Story: New Zealand identity
Page 6 – Culture and arts
Art, literature, music and film unofficially reflect many important aspects of a national identity. The arts confirm a sense of identity for locals and help establish the character of New Zealand for people overseas. In particular, they show us how the geographical and cultural anchors of New Zealand identity have changed over time.
Much 19th-century literature is known for its romantic accounts of rural life in New Zealand. It often embodied the pioneer mythology. Some of the poetry and novels at the end of the 19th century romanticised Māori – as did paintings such as those by Charles Goldie.
In the early 20th century some significant writers and artists saw New Zealand as a desolate cultural landscape. A number, such as the writer Katherine Mansfield and the painter Frances Hodgkins, expatriated themselves. Most novelists published their books in London for a British readership, although they often used colonial settings.
From the mid-1930s a cultural nationalist movement sought to establish a thriving local culture and break with British traditions. The men alone in the rugged bush and mountains, or the moment of European discovery of New Zealand, were favourite themes. They were expressed in John Mulgan’s novel Man alone, Denis Glover’s poems about Arawata Bill, Allen Curnow’s verse and composer Douglas Lilburn’s ‘Landfall in unknown seas’. Painters such as Rita Angus, Colin McCahon and Toss Woollaston also focused on the distinctive landscapes of New Zealand. At a popular level, writers such as Barry Crump elevated the hard life of the backblocks deer culler into a national icon.

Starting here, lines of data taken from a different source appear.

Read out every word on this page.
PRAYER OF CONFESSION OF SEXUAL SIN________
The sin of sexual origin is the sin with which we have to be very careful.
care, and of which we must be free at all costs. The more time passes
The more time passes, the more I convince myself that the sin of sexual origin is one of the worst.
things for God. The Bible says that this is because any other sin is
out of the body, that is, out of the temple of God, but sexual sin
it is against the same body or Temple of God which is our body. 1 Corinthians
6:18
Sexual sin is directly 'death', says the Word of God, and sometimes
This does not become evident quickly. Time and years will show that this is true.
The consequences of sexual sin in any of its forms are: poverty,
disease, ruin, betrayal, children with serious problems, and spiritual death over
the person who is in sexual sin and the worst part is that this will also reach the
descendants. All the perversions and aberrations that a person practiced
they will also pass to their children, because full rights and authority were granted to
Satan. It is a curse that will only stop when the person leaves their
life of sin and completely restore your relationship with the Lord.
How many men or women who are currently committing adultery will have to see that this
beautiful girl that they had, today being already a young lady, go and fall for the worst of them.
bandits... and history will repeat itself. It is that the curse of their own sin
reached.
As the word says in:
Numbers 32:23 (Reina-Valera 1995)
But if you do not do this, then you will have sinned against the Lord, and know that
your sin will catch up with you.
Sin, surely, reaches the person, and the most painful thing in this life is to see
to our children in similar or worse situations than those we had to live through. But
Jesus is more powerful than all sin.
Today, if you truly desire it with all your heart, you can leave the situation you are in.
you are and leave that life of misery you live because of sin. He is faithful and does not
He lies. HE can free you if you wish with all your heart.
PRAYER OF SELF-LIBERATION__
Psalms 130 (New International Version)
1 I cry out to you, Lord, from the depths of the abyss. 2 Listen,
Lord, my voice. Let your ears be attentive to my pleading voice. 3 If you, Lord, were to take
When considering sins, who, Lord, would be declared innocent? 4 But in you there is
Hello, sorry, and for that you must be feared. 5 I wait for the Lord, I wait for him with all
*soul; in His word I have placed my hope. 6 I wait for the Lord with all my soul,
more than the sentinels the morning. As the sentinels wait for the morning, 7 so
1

The poet Denis Glover, who helped establish a local publishing outlet, Caxton Press, showed in his 1936 poem ‘Home thoughts’ how ‘home’ had moved for many New Zealanders:
I do not dream of Sussex downs
or quaint old England’s
quaint old towns—
I think of what may yet be seen
in Johnsonville or Geraldine.1
Film and television
From the 1960s New Zealand television reflected New Zealanders to themselves. Expressive of the rural mythology, Country calendar became New Zealand’s longest-running programme, and John Clarke established a large following for his comic persona Fred Dagg, a gumboot-wearing farmer. Local film-makers took time to become established. Some, such as Jane Campion, left New Zealand to build their career abroad. Not until the 1990s, with the more rapid growth of the local film industry around Peter Jackson’s film productions, was it common for film-makers to make their career in New Zealand. Jackson’s films, particularly The lord of the rings trilogy, became hugely important in presenting images of the New Zealand landscape to the world. Māori filmmakers such as Taika Waititi also presented Māori culture and identity on the big screen.

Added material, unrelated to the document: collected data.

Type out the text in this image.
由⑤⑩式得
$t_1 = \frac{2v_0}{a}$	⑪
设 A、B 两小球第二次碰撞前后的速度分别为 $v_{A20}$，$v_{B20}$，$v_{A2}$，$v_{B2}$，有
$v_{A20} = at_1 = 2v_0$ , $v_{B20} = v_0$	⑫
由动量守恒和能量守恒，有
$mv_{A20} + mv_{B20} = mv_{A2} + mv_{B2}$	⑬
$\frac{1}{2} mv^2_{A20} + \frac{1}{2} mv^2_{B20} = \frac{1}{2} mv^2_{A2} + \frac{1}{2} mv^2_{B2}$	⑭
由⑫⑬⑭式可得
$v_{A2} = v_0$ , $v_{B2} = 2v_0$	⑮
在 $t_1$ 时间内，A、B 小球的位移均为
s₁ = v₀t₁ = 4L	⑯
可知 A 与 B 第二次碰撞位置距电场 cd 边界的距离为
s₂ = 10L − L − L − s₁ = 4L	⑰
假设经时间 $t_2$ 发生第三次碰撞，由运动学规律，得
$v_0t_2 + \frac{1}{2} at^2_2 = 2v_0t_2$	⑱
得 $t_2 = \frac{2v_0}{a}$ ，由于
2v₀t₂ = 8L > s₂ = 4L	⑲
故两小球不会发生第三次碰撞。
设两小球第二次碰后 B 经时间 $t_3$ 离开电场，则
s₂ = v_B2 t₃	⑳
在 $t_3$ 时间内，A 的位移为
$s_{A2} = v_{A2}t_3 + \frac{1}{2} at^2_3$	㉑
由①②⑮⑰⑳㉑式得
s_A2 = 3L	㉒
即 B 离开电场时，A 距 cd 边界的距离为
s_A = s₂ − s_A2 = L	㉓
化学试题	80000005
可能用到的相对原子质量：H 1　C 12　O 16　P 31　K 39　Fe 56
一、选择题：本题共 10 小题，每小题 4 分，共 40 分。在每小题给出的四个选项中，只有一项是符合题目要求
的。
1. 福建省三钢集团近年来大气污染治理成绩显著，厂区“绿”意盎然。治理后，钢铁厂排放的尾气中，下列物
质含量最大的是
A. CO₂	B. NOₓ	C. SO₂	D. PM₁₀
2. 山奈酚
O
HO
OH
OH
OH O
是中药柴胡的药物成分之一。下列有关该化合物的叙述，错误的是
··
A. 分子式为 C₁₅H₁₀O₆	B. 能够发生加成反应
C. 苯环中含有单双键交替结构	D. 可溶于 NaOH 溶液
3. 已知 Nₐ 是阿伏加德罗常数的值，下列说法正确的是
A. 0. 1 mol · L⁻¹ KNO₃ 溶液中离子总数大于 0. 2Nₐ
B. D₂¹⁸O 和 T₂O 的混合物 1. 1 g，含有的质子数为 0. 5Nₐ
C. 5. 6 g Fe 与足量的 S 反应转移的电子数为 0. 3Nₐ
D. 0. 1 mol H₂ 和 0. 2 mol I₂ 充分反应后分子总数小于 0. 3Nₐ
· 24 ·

The work of Weta Digital – creating digital and special effects for movies – conveyed an image of New Zealanders as technically sophisticated.
Contemporary New Zealand literature, film, theatre and music is enriched by the diversity in New Zealand’s population. Composer Gareth Farr incorporates European, Māori and Pacific strands into his classical compositions, while musicians such as Che Fu, King Kapisi and Ladi6 present a strongly Pacific-flavoured New Zealand identity to the global hip-hop scene. New Zealand reggae – infused particularly with a Māori and Pacific flavour – is also represented internationally by groups such as TrinityRoots and Fat Freddy’s Drop.

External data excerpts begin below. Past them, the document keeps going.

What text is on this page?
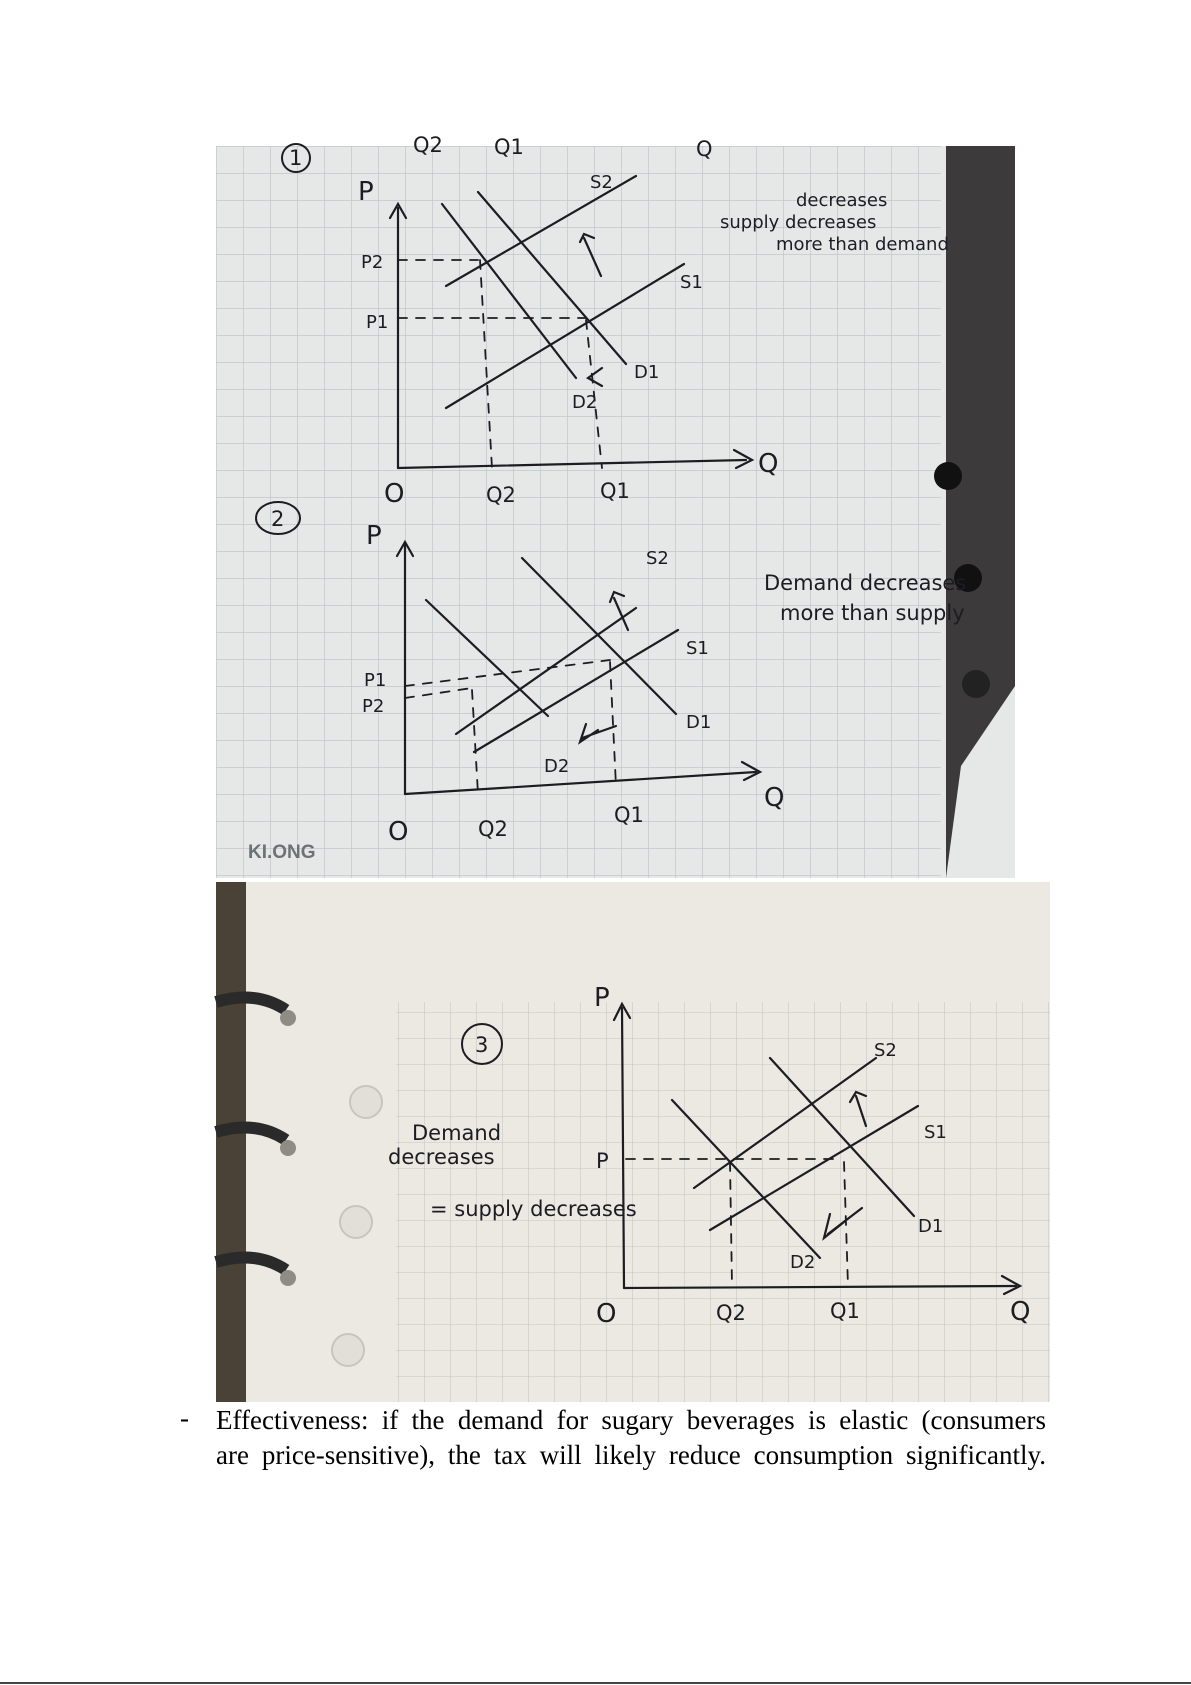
1
Q2 Q1	Q
P
Q
O
P2
P1
Q2	Q1
S2
S1
D1
D2
decreases
supply decreases
more than demand
2
P
Q
O
P1
P2
Q2
Q1
S2
S1
D1
D2
Demand decreases
more than supply
KI.ONG
3
P
Q
O
P
Q2	Q1
S2
S1
D1
D2
Demand
decreases
= supply decreases
- Effectiveness: if the demand for sugary beverages is elastic (consumers
are price-sensitive), the tax will likely reduce consumption significantly.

Although cultural life flourishes in New Zealand, expatriation remained a major phenomenon among New Zealanders in the 2000s. Over 16% of New Zealand citizens, and almost 25% of tertiary-educated New Zealanders, were estimated to live abroad. The largest group of overseas New Zealanders lived in Australia. In 2001 the Kiwi Expat Association (KEA) was founded to connect New Zealanders overseas to the nation, to enhance business opportunities and to promote New Zealand around the world. Their activities are a reminder that the nation also includes New Zealanders not currently resident in the country.
The ‘OE’ (overseas experience), whereby young New Zealanders travel and work abroad, was seen as an important rite of passage. This circulation of New Zealanders in and out of the country had become part of the national identity. It shaped how New Zealand and New Zealanders interacted with, and related to, the wider world.